What Your Choice Of Socks During Sex Says About Your Lovemaking

Socks – they aren’t just for filling with batteries and taking them to Eagles games. Socks, or “foot condoms,” put a protective barrier between our naked bodies and the insides of our shoes to help keep things nice and professional between the two. But the question remains: are they also appropriate attire during sex proper? And the answer remains: yes, but not every sock’s the same. In fact, every sock color/pattern sends out a different signal to your partner about the style of your lovemaking. Here are some examples:

Black

You are serious, no-nonsense, a gentleman all the way, and you announce your ejaculations by yelling out “OOOOH NOOO, MOUNT VEINSUVIUS IS ERUPTING!!!”

 

White

You’re sporty, you like to keep things active in the bedroom, you will try to bench your partner at least once, there will be a Gatorade break in the middle, and you will be grunting like Link from Legend of Zelda getting viciously stabbed the entire time.

 

Argyle

You’re fun, you’re uncomplicated, you like to try new things, and you’re adventurous. You’re also wearing a bowler hat. There is an old onion underneath it. It smells. You try to convince your partner that the smell is coming out of their body. They take it hard. They’re super embarrassed. They apologize. They cry. Your erection doubles in size. You finish yourself off in the corner. You ejaculated on the onion.

 

Striped

You only have sex to distract your partner as your father breaks into their house to steal all the canned beans from the pantry. Tonight, you’ll eat like kings!

 

Blue

Your dark sexual desires are the reason why God is dead.
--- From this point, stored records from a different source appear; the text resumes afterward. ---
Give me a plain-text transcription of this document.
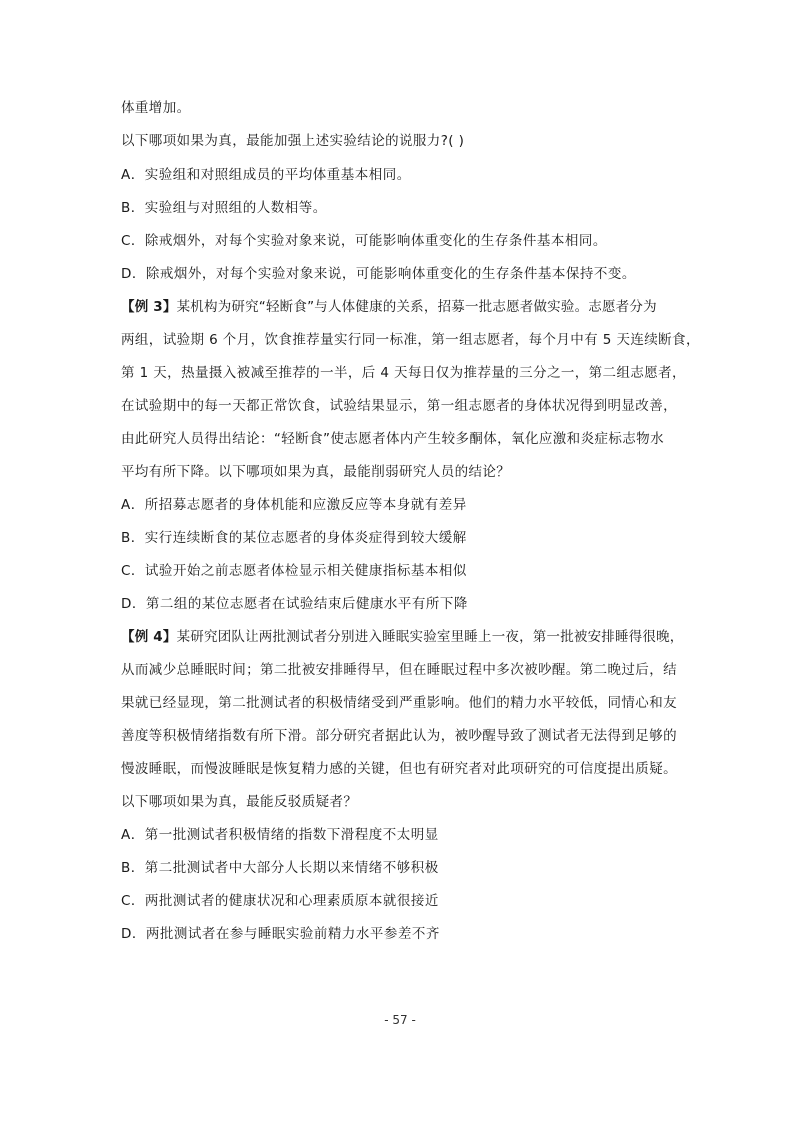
体重增加。
以下哪项如果为真，最能加强上述实验结论的说服力?( )
A．实验组和对照组成员的平均体重基本相同。
B．实验组与对照组的人数相等。
C．除戒烟外，对每个实验对象来说，可能影响体重变化的生存条件基本相同。
D．除戒烟外，对每个实验对象来说，可能影响体重变化的生存条件基本保持不变。
【例 3】某机构为研究“轻断食”与人体健康的关系，招募一批志愿者做实验。志愿者分为
两组，试验期 6 个月，饮食推荐量实行同一标准，第一组志愿者，每个月中有 5 天连续断食，
第 1 天，热量摄入被减至推荐的一半，后 4 天每日仅为推荐量的三分之一，第二组志愿者，
在试验期中的每一天都正常饮食，试验结果显示，第一组志愿者的身体状况得到明显改善，
由此研究人员得出结论：“轻断食”使志愿者体内产生较多酮体，氧化应激和炎症标志物水
平均有所下降。以下哪项如果为真，最能削弱研究人员的结论？
A．所招募志愿者的身体机能和应激反应等本身就有差异
B．实行连续断食的某位志愿者的身体炎症得到较大缓解
C．试验开始之前志愿者体检显示相关健康指标基本相似
D．第二组的某位志愿者在试验结束后健康水平有所下降
【例 4】某研究团队让两批测试者分别进入睡眠实验室里睡上一夜，第一批被安排睡得很晚，
从而减少总睡眠时间；第二批被安排睡得早，但在睡眠过程中多次被吵醒。第二晚过后，结
果就已经显现，第二批测试者的积极情绪受到严重影响。他们的精力水平较低，同情心和友
善度等积极情绪指数有所下滑。部分研究者据此认为，被吵醒导致了测试者无法得到足够的
慢波睡眠，而慢波睡眠是恢复精力感的关键，但也有研究者对此项研究的可信度提出质疑。
以下哪项如果为真，最能反驳质疑者？
A．第一批测试者积极情绪的指数下滑程度不太明显
B．第二批测试者中大部分人长期以来情绪不够积极
C．两批测试者的健康状况和心理素质原本就很接近
D．两批测试者在参与睡眠实验前精力水平参差不齐
- 57 -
He existed once upon a time but removed himself from the whole of the multiverse after peeking inside your soul and seeing all the twisted things you wanted to do with a can of beans in bed. You do not make love to people. You mark them with your darkness. Then, once the deed is done, you leave $5 on the nightstand to make the entire experience even worse for everyone involved.

 

Yellow

You refer to blowjobs as “blowies.” You also smell of onions and canned beans.

 

Simpsons

You only work with the Argyle people. You come in at the end and eat the onion.

 

Gray

You’re conservative in bed, you like to take your time, and there are many layers to your lovemaking. You are actually the offspring of the Argyle guy and the onion he ejaculated on. The Simpsons sock guy was late one time and the onion became pregnant and the result is you. God briefly wished himself into existence before you were born, but killed himself again after seeing you.